Le chef du PCQ n’a d’ailleurs pas de mots tendres envers François Legault, lui qui a été un farouche opposant à la fusion entre l’ADQ et la CAQ à l’époque. Selon lui, les militants de la droite pourraient être tentés de se joindre à la CAQ si François Legault quitte. «François Legault a de bonnes qualités. Mais, il n’est pas le leader dont la droite a besoin pour le Québec. Il faudrait que François Legault quitte pour qu’on se joigne à la CAQ», dit le chef du PCQ.

Pour cette élection, Adrien Pouliot a réussi à rassembler une soixantaine de candidats. Or, même si ses candidats se présentent aux quatre coins du Québec, il concentre ses forces dans les 18 comtés de la grande région de Québec. Un «terrain fertile aux idées et projets de la droite», remarque Adrien Pouliot, candidat dans la circonscription de Montmorency.

«Nous sommes en mode marathon pour le moment, et non en sprint. L’élection sert à nous faire connaître tranquillement. Ce que nous voulons, c’est bâtir un mouvement de droite afin d’avoir une vraie base et une voix dans les régions du Québec», explique-t-il.

Réduire la taille de l’État

Parmi les idées défendues, le PCQ propose entre autres de revoir le régime de retraite des députés, de diminuer le nombre de ministères, en plus de réduire les taxes et les impôts.

Au sujet de la santé, il veut «revoir le mode de rémunération des hôpitaux» pour l’adapter en fonction de l’«épisode de soins». De cette façon, un hôpital serait payé une fois l’intervention terminée sur le patient, et non selon un budget global, ce qui est le cas actuellement.

Avec un tel changement, affirme M. Pouliot, «une concurrence entre les hôpitaux s’installerait, ce qui permettrait de soigner un plus grand nombre de malades. Les patients deviendraient des clients pour les gestionnaires de santé». De quoi réaliser des économies qu’il estime à 3 milliards de dollars.

Le chef de PCQ se positionne également en faveur de l’introduction d’un système de santé privée, parallèle à celui de l’État. Il propose aussi «d’aller en appel d’offres international» pour la gestion des hôpitaux de l’État, en plus de permettre aux «médecins de travailler au public et dans le système privé.»

Pour ce qui est de l’éducation, Adrien Pouliot propose «de donner un bon (ticket) universel aux parents», en plus d’abolir les commissions scolaires. Ainsi, les parents pourraient «magasiner l’école de leur choix». Ils auraient donc le choix entre une «école publique, privée sans but lucratif ou lucrative», dit-il.

«L’école deviendrait une petite PME. Ce serait une façon de stimuler la concurrence entre elles et de leur redonner leur l’autonomie. Le ministère de l’Éducation continuerait de s’occuper de la standardisation de la matière», décrit-il, estimant être en mesure d’économiser 500 millions de dollars.

Au chapitre de l’identité, le PCQ se dit fédéraliste, mais «pas précoce à aller à Ottawa pour signer la constitution.»

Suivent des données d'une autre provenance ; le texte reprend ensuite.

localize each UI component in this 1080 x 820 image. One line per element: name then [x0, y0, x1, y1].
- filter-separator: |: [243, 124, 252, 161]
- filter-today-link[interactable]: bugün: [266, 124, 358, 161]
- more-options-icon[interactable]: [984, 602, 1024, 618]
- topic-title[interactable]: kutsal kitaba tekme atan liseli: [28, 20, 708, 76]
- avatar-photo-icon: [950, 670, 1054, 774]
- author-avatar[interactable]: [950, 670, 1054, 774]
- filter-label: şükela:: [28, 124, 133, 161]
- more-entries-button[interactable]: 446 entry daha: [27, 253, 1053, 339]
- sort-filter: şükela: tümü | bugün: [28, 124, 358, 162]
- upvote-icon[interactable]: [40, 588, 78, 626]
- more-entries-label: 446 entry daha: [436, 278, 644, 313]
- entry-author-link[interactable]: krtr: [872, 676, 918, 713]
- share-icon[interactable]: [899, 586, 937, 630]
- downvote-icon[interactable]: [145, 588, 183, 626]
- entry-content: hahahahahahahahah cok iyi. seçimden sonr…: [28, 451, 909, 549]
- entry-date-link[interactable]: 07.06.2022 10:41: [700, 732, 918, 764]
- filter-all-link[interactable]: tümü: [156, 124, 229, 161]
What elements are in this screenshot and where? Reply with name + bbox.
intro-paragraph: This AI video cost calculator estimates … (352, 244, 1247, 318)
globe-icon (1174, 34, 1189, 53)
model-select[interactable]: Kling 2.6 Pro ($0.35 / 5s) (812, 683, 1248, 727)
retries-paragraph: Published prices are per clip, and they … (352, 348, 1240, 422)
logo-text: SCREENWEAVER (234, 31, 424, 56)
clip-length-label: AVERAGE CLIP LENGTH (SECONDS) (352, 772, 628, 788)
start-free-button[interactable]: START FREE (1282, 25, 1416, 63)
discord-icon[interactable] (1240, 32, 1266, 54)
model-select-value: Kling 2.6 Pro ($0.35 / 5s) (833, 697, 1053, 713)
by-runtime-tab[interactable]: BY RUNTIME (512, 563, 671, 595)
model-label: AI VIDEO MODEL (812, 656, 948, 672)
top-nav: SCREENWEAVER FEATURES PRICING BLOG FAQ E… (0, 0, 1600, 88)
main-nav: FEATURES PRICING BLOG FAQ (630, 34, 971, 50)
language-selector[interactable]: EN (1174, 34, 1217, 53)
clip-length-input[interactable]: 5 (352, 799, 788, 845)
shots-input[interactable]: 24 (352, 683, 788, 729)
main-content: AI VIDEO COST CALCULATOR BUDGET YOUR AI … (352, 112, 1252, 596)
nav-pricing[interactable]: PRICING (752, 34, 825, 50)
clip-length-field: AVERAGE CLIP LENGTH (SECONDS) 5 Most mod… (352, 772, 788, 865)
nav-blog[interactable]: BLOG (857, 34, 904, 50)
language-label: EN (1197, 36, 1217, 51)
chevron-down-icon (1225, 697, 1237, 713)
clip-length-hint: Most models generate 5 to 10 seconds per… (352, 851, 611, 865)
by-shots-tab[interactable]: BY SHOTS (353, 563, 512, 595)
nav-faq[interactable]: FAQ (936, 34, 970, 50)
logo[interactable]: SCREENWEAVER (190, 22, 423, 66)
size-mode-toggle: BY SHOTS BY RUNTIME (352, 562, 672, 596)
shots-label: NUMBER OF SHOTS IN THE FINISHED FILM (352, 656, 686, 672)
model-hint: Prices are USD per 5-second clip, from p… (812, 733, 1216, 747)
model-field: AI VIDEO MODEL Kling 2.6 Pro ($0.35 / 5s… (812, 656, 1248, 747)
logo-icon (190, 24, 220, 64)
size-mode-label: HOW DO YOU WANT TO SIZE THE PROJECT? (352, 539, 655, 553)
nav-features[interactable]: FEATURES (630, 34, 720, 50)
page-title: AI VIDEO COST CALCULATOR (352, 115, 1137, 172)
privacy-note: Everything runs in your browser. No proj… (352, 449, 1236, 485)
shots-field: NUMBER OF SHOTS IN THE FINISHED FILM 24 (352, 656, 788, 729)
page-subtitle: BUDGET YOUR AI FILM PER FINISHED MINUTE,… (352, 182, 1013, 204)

Questionné sur l’arrivée de l’ancien grand patron de Québecor, Pierre Karl Péladeau, au Parti québécois, Adrien Pouliot estime que la vision du candidat vedette ressemble à du «corporatisme d’État», ce qui le déçoit.

Afin de faire valoir ses idées, le chef du PCV vient de publier un livre intitulé Des idées pour débloquer le Québec. Homme d’affaires, en plus d’avoir dirigé TQS et CFCF-12, une entreprise de télédistribution vendue en 1996 à Vidéotron pour 687 millions de dollars. Il va, par la suite, acquérir l’entreprise Entourage Solutions Technologiques, qu’il vendra à Bell Canada en 2005. Le chiffre d’affaires était alors évalué à 200 millions de dollars.